Speaker Nancy Pelosi (D-Calif.) vowed late last week that the House will aggressively pursue legislation related to the Iraq War, regardless of whether such bills stand a chance in the Senate. However, the three Iraq War bills on tap this week in the House are designed to garner bipartisan support and none would force the Bush administration to pull troops out of combat.
“We will appeal to the American people from the House of Representatives in a way that will be less dependent on what is legislatively possible in the United States Senate,” Pelosi said at a Friday press conference.
Pelosi criticized the Senate’s recent failure to cut off debate on a measure that would require military personnel receive time at home equal to that of their deployment, effectively killing the measure. The House approved a similar bill in early August.
“We can’t go as slow as that ship,” Pelosi later added.
One of the bills to be considered this week would compel the Bush administration to develop a plan for troop withdrawal.
That legislation, sponsored by Reps. Neil Abercrombie (D-Hawaii) and John Tanner (D-Tenn.), would require President Bush and senior officials to submit a comprehensive redeployment strategy within 60 days.

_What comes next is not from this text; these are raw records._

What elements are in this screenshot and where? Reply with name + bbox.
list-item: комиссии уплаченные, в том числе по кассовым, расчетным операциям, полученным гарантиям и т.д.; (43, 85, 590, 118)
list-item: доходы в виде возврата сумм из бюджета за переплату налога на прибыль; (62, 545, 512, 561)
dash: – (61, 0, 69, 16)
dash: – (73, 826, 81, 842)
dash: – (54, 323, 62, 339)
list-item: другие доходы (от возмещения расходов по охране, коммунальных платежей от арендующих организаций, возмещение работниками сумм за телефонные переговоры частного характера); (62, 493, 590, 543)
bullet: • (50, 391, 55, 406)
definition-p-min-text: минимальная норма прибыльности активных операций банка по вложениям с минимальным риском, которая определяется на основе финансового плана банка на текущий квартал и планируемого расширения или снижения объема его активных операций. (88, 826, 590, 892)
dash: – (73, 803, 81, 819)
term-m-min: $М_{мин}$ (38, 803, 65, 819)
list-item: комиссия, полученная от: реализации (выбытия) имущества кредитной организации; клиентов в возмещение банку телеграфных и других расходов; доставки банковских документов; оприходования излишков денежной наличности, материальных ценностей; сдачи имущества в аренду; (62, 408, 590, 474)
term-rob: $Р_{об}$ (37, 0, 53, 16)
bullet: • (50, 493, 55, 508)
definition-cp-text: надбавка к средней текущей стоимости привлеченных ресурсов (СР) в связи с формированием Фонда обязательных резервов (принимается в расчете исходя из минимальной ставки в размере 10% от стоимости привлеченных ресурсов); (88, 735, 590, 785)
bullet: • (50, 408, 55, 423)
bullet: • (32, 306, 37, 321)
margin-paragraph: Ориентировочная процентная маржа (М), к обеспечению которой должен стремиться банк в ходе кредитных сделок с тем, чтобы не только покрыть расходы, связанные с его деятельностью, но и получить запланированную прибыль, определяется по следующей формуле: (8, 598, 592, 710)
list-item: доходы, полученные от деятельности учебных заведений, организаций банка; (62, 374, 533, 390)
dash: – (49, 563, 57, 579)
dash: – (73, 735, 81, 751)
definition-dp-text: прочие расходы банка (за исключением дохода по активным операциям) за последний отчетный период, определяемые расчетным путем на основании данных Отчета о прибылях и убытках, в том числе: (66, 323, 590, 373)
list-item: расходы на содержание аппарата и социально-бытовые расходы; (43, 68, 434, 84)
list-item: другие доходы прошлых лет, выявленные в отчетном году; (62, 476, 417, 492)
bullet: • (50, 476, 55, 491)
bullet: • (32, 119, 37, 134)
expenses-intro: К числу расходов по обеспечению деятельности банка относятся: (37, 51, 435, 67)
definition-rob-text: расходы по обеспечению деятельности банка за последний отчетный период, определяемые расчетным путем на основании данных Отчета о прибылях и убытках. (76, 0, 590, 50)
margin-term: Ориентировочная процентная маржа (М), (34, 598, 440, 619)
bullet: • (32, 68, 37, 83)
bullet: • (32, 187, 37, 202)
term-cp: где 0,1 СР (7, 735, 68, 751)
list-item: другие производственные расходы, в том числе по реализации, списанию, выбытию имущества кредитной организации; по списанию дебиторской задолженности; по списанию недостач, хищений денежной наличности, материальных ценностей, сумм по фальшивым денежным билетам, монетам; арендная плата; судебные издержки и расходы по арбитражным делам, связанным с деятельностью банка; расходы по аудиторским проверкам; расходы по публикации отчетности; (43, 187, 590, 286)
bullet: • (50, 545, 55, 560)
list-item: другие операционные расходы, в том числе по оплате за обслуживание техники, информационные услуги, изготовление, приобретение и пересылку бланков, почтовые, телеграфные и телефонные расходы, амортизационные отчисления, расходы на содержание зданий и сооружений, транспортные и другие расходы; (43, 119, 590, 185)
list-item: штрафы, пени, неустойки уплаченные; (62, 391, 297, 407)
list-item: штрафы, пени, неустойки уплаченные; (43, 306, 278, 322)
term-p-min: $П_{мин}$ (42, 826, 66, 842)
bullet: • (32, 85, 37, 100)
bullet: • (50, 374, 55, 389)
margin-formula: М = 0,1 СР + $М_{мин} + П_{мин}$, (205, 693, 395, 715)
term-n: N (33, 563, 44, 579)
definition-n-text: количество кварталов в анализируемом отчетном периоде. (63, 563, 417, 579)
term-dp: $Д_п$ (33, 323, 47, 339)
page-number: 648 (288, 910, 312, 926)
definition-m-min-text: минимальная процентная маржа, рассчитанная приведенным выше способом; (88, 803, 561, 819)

The bill, expected to come to the floor on Tuesday under suspension, has the support of moderate lawmakers and also could draw strong Republican support. House Minority Leader John Boehner (R-Ohio) said last week GOP leadership would not oppose the measure, which the Armed Services Committee approved by an overwhelming 55-2 vote.
Members of the Democrats’ liberal wing have criticized the Abercrombie-Tanner proposal as toothless, however, and those lawmakers likely will vote against the bill.

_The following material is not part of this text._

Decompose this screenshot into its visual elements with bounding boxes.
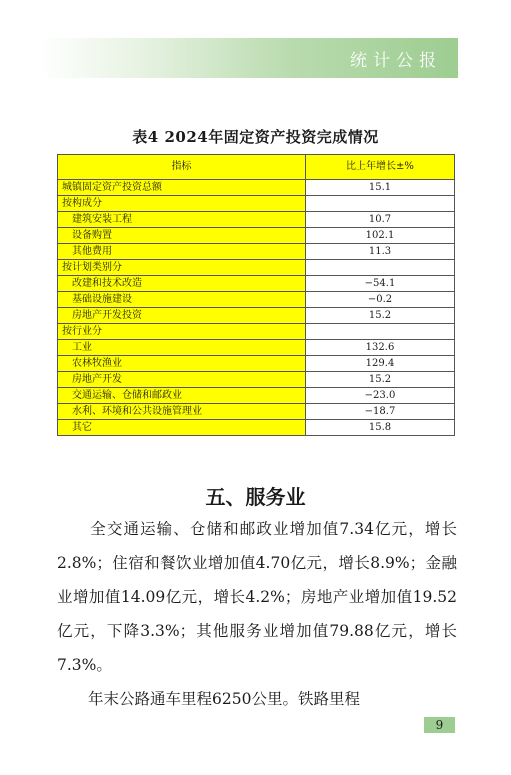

In addition, the House will vote on legislation Wednesday from Rep. David Price (D-N.C.) to govern the conduct of government contractors and on a bill from Majority Leader Steny Hoyer (D-Md.) to improve government accountability and enhance the roles of federal inspectors general.
“For months the committees of jurisdiction have done dozens of oversight hearings,” Pelosi said. “What we have uncovered is waste, fraud and abuse, real corruption in the spending of this money in Iraq. No systems are in place for accountability and to find and prevent the abuse.”
The House could move to other Iraq-related legislation in October as well, Pelosi said, although she did not provide specifics. She also declined to say whether Democrats would continue to pursue specific timelines or a definitive deadline for withdrawal efforts.
In the meantime, the House has yet to resolve a timetable for a new supplemental war spending bill, expected to include White House requests for about $190 billion.
“What I am saying to the Appropriations Committee is that I want them to scrub this request — What is the mission? Where is the money going? — before we take up any other legislation,” Pelosi said.
During an appearance at the National Press Club, Hoyer said that timetable remains “under discussion,” but he asserted that the Democratic majority would not leave military personnel “without resources.” Democratic sources have said current funding levels should sustain operations in Iraq through at least January 2008.
Addressing criticisms about the Democratic majority’s inability to change the direction of the war since taking control of Congress this year, Hoyer said, “Turning a big ship takes time.” He added it also is difficult, given that the “captain at the wheel doesn’t believe we ought to change course.”
Asked whether he agreed with assertions in former Federal Reserve Chairman Alan Greenspan’s recently published memoirs that the Bush administration started the Iraq War in large part to protect oil interests, Hoyer said: “Perhaps he’s accurate.”
“I think it would be difficult to deny that was the case,” Hoyer later added, but he acknowledged that other factors — including concerns over the activities of the former Iraqi dictator Saddam Hussein — also played a role.